In a prospective, multicenter endoscopy database, we identified all CRC screening colonoscopies performed in 15 Dutch endoscopy centers from 2016 to 2020. We excluded procedures without documented bowel preparation or the Boston Bowel Preparation Scale (BBPS) score. Bowel preparation regimens were categorized into three groups, that is, 4-L (polyethylene glycol (PEG)), 2-L (2-L PEG with ascorbic acid) and ≤1-L volumes (sodium picosulfate with magnesium citrate, 1L-PEG with sodium sulfate and ascorbic acid or oral sulfate solution). European Society of Gastrointestinal Endoscopy performance measures included adequate BBPS score (≥6) (>90%), cecal intubation rate (CIR, >90%), adenoma detection rate (ADR, >25%) and polyp detection rate (PDR, >40%). Logistic regression was performed to identify predictive factors for adequate BBPS and patient discomfort.

RESULTS

A total of 39,042 CRC screening colonoscopies were included. Boston Bowel Preparation Scale scores, CIR, ADR and PDR for 4L, 2L and ≤1L regimens all met the minimum ESGE performance measures standards. However, an adequate BBPS score was more frequently seen with 2L regimens (98.0%) as compared to 4L (97.1%) and ≤1L regimens (97.0%) (p < 0.001), respectively. In addition, CIR was higher for ≤1L (98.4%) versus 4L (97.7%) and 2L (97.9%) regimens (p = 0.001), ADR higher for lower volume (≤1L (60.0%) and 2L (61.2)) versus higher volume (4L (58.6%)) regimens (p < 0.001), and PDR higher for ≤1L (70.0%) and 2L (70.8%) versus 4L (67.2%) regimens (p < 0.001). Boston Bowel Preparation Scale for ≤1L regimens was higher when combined with bisacodyl (97.3%) than without (95.6%) (p < 0.001). Overall, bisacodyl use was independently associated with higher patient discomfort (odds ratios = 1.47, confidence intervals = 1.26-1.72).

CONCLUSIONS

Despite variations in bowel preparation volumes, all regimens meet the minimum ESGE performance measures for bowel preparation and other quality parameters. Boston Bowel Preparation Scale can be further improved if ultra low volume regimens are combined with bisacodyl.
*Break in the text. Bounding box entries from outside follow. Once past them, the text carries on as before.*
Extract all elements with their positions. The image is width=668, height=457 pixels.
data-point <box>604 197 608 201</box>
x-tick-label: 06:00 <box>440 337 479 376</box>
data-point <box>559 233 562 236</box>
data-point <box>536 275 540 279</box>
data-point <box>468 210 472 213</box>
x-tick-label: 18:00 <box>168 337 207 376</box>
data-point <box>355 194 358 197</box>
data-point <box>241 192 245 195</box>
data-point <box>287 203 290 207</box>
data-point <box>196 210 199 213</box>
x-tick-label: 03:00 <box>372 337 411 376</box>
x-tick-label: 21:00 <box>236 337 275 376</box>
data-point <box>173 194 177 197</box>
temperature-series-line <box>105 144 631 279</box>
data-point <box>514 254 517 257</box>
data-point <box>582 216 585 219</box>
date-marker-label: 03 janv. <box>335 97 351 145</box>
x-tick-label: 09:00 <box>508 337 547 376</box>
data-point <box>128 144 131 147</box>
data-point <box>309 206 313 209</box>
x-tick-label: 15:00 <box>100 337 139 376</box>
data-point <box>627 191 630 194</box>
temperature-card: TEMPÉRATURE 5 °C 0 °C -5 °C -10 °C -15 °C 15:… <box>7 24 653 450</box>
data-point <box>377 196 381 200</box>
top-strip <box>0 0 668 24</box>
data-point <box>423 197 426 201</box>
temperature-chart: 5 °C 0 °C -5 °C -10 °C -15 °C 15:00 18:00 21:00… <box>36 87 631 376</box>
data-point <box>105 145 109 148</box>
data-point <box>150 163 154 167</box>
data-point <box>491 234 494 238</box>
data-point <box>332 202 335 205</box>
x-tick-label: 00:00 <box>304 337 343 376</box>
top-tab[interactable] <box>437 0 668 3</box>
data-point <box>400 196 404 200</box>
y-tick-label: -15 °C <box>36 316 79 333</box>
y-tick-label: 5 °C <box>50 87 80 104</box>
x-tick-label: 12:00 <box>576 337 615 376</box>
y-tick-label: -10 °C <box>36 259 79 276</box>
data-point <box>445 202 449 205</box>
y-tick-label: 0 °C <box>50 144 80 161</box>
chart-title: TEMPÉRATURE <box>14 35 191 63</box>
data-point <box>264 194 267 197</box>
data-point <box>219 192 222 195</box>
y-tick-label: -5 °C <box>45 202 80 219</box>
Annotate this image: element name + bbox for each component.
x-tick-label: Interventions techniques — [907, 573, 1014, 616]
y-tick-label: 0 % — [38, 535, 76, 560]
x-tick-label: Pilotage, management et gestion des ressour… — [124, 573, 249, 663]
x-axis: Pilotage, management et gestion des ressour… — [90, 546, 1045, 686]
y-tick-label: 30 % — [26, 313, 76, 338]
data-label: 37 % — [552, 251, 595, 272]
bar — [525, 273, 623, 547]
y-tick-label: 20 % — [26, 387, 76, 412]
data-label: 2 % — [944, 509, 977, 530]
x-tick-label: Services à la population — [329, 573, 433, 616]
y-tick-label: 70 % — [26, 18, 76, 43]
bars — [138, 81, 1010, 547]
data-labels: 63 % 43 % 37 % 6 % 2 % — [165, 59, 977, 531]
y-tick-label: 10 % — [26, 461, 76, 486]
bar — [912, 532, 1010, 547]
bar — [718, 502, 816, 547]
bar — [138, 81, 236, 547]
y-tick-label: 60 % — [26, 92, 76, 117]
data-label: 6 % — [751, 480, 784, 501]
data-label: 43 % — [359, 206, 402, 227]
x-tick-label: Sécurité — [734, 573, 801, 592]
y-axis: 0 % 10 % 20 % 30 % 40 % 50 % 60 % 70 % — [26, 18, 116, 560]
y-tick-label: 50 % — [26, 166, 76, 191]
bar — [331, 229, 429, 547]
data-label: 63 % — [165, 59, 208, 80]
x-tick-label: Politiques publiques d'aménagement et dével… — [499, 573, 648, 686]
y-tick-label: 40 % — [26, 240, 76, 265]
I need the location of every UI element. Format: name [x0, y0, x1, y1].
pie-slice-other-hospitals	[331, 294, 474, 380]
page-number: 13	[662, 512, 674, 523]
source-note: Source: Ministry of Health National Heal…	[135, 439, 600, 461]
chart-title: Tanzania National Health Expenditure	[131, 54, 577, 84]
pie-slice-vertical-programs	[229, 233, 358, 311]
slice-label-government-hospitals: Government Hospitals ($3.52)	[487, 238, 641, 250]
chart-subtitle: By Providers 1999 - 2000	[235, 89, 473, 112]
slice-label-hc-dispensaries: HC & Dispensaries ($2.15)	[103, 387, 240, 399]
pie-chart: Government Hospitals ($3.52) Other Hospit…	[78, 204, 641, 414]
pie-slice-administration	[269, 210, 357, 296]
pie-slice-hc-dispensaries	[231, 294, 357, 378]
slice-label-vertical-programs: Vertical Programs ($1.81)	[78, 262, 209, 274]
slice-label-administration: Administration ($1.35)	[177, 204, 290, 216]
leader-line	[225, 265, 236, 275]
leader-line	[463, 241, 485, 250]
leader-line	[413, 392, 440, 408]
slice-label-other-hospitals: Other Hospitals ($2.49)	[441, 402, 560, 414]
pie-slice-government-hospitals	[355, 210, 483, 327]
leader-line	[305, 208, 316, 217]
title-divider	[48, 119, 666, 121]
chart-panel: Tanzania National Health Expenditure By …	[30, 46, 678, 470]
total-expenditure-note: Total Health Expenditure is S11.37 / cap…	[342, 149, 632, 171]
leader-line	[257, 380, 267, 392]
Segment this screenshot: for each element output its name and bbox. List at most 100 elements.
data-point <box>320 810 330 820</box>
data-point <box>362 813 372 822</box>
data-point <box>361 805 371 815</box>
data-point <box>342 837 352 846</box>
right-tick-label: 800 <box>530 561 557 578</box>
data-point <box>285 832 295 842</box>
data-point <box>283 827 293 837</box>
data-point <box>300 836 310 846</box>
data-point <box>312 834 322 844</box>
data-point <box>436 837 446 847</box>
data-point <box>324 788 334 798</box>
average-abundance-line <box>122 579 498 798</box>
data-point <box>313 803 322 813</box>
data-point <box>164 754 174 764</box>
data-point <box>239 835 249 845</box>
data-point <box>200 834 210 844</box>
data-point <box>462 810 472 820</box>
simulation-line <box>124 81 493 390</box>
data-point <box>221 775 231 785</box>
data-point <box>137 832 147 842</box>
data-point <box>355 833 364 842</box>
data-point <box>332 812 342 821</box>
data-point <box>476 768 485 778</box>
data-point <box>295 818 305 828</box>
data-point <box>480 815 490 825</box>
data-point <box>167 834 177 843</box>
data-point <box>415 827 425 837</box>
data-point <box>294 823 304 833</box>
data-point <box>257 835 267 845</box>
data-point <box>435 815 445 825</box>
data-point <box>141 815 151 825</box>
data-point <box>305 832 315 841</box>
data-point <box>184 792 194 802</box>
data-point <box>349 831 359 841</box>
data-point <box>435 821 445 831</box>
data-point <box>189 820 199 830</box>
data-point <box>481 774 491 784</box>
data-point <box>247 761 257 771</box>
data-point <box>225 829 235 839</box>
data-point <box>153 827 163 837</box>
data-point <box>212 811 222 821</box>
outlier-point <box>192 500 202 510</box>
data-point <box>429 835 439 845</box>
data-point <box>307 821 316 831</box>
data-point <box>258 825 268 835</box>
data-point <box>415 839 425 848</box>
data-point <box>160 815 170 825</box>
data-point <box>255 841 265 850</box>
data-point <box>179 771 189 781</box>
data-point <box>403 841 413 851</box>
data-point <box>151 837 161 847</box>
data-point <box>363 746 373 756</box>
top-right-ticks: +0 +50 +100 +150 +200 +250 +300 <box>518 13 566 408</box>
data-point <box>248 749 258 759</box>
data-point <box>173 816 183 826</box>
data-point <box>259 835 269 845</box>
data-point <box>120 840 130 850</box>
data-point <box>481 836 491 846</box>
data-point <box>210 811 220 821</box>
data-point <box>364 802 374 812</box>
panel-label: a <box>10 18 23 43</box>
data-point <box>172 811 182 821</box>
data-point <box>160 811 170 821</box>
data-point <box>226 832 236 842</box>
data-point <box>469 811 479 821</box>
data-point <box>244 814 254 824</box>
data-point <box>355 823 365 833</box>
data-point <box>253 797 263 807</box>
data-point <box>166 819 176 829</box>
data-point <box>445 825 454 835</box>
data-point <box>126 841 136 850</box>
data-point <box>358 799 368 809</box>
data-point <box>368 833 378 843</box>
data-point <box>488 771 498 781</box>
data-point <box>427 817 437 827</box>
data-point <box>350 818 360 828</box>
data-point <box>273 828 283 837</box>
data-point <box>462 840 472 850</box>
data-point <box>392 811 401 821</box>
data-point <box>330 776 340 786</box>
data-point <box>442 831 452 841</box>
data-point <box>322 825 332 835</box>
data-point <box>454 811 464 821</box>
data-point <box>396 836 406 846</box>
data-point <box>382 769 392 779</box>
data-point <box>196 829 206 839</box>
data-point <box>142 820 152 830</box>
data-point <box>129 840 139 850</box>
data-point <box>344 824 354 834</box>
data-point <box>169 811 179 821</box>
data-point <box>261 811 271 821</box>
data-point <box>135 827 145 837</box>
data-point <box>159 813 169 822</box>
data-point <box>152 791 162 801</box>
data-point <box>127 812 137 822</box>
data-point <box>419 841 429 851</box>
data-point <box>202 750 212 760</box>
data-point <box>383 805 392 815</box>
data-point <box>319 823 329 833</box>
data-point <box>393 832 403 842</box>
The choice for either bowel preparation volume can therefore be based on volume-tolerance and patient preference.

摘要

背景

在临床实践中,使用了各种体积的肠道准备。关于个别方案的有效性存在相互矛盾的数据。本研究旨在使用荷兰全国结直肠癌筛查(CRC)计划的内镜数据库,评估目前使用的肠道准备与欧洲胃肠道内镜学会(ESGE)性能标准的疗效和依从性。

方法

在一项前瞻性、多中心内镜数据库中,我们确定了 2016 年至 2020 年在 15 个荷兰内镜中心进行的所有 CRC 筛查结肠镜检查。我们排除了没有记录肠道准备或波士顿肠道准备量表(BBPS)评分的手术。肠道准备方案分为三组,即 4-L(聚乙二醇(PEG))、2-L(2-L PEG 加抗坏血酸)和≤1-L 体积(柠檬酸镁、1L-PEG 加硫酸钠和抗坏血酸或口服硫酸盐溶液)。欧洲胃肠道内镜学会的性能标准包括足够的 BBPS 评分(≥6)(>90%)、盲肠插管率(CIR,>90%)、腺瘤检出率(ADR,>25%)和息肉检出率(PDR,>40%)。进行逻辑回归以确定充足的 BBPS 和患者不适的预测因素。

结果

共纳入 39042 例 CRC 筛查结肠镜检查。4L、2L 和≤1L 方案的波士顿肠道准备量表评分、CIR、ADR 和 PDR 均符合最低 ESGE 性能标准。然而,与 4L(97.1%)和≤1L(97.0%)方案相比,2L 方案(98.0%)更常获得足够的 BBPS 评分(p<0.001)。此外,CIR 较高的是≤1L(98.4%),4L(97.7%)和 2L(97.9%)方案(p=0.001),ADR 较低的是≤1L(60.0%)和 2L(61.2%)与较高体积(4L(58.6%))方案(p<0.001),PDR 较高的是≤1L(70.0%)和 2L(70.8%)与 4L(67.2%)方案(p<0.001)。≤1L 方案与 bisacodyl 联合应用时的 BBPS 评分(97.3%)高于无 bisacodyl 时(95.6%)(p<0.001)。总的来说,bisacodyl 的使用与更高的患者不适独立相关(比值比=1.47,置信区间=1.26-1.72)。

结论

尽管肠道准备体积存在差异,但所有方案均符合肠道准备和其他质量参数的最低 ESGE 性能标准。如果超低体积方案与 bisacodyl 联合使用,波士顿肠道准备量表可以进一步提高。因此,肠道准备体积的选择可以基于体积耐受性和患者偏好。